AutoModel from_pretrained not releasing memory and causing a memory leak

Hi,

I am using transformers pipeline for token-classification.

    tokenizer = AutoTokenizer.from_pretrained("./modelfiles")
    model = AutoModelForTokenClassification.from_pretrained("./modelfiles")
    nlp = pipeline("token-classification", model=model, tokenizer=tokenizer, aggregation_strategy="simple")
    ner_results = nlp(text)

The problem here is that on the first call to the function that implements the above lines the memory is released, then on the second call onwards the memory is not released as can be seen from the screenshot :

The first peak is me calling the function and on return it frees up the memory but then on second call onwards it does not… this eventually leads to a crash.

A memory profiler suggests the line model = AutoModelForTokenClassification.from_pretrained("./modelfiles") to be the problem. As can be seen from the screenshot below:

I have tried setting model = None before the return statement and also called gc.collect() but the problem persists.

Can someone please help me with this as this is always leading to a crash of the application. :frowning:

Thank you

Sorry for the bump, but would appreciate some help on this please as I just cant find the source of the problem. :frowning:

I faced the same issue and was able to avoid it when I defined a class that inhireted the BertModel class instead of immediately using AutoModel

Thank you for your answer, but I managed to solve this problem by not loading the model at every call and have a global/app level reference to the model.

More details and minimal solution code posted in my issue here: Transformers model inference via pipeline not releasing memory after 2nd call.
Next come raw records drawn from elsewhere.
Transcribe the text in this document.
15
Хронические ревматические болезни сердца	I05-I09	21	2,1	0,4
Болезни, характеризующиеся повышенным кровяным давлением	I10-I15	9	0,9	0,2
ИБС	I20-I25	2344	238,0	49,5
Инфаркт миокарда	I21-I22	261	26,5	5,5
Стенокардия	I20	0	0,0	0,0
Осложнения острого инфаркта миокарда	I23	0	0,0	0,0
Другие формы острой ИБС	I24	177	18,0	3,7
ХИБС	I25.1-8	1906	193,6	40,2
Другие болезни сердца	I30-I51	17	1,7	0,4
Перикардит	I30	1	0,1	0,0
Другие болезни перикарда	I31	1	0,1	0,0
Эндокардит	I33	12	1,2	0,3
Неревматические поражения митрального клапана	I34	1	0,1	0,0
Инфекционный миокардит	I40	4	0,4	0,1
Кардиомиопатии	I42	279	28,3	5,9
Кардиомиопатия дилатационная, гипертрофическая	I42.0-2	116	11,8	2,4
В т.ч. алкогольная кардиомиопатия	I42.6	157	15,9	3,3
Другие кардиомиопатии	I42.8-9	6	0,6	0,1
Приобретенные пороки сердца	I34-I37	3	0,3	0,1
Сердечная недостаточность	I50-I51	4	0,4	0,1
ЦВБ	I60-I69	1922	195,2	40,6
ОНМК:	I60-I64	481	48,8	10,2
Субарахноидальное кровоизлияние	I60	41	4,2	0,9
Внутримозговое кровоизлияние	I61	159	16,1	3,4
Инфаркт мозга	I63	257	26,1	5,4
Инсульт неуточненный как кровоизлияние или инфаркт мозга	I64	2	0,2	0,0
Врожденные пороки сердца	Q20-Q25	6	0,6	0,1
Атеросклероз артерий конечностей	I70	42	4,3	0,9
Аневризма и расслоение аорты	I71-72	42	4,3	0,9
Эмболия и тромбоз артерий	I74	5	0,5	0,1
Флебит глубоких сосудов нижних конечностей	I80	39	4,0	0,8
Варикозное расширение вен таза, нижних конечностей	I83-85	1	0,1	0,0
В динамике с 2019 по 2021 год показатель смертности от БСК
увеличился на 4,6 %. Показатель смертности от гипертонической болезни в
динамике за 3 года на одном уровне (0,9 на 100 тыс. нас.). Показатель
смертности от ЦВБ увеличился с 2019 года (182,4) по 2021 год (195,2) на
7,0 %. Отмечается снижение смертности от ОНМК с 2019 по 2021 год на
Leads to memory leak and crash in Flask web app · Issue #20594 · huggingface/transformers · GitHub

I can’t free the GPU memory. Here’s a minimal example:


import os
os.environ["CUDA_VISIBLE_DEVICES"] = "6"
import torch
from transformers import LlamaForCausalLM

model = LlamaForCausalLM.from_pretrained(
            pretrained_model_name_or_path='decapoda-research/llama-7b-hf',
            load_in_8bit=True,
            device_map={'': 0},
        )

del model
torch.cuda.empty_cache()

print('breakpoint here - is memory freed?')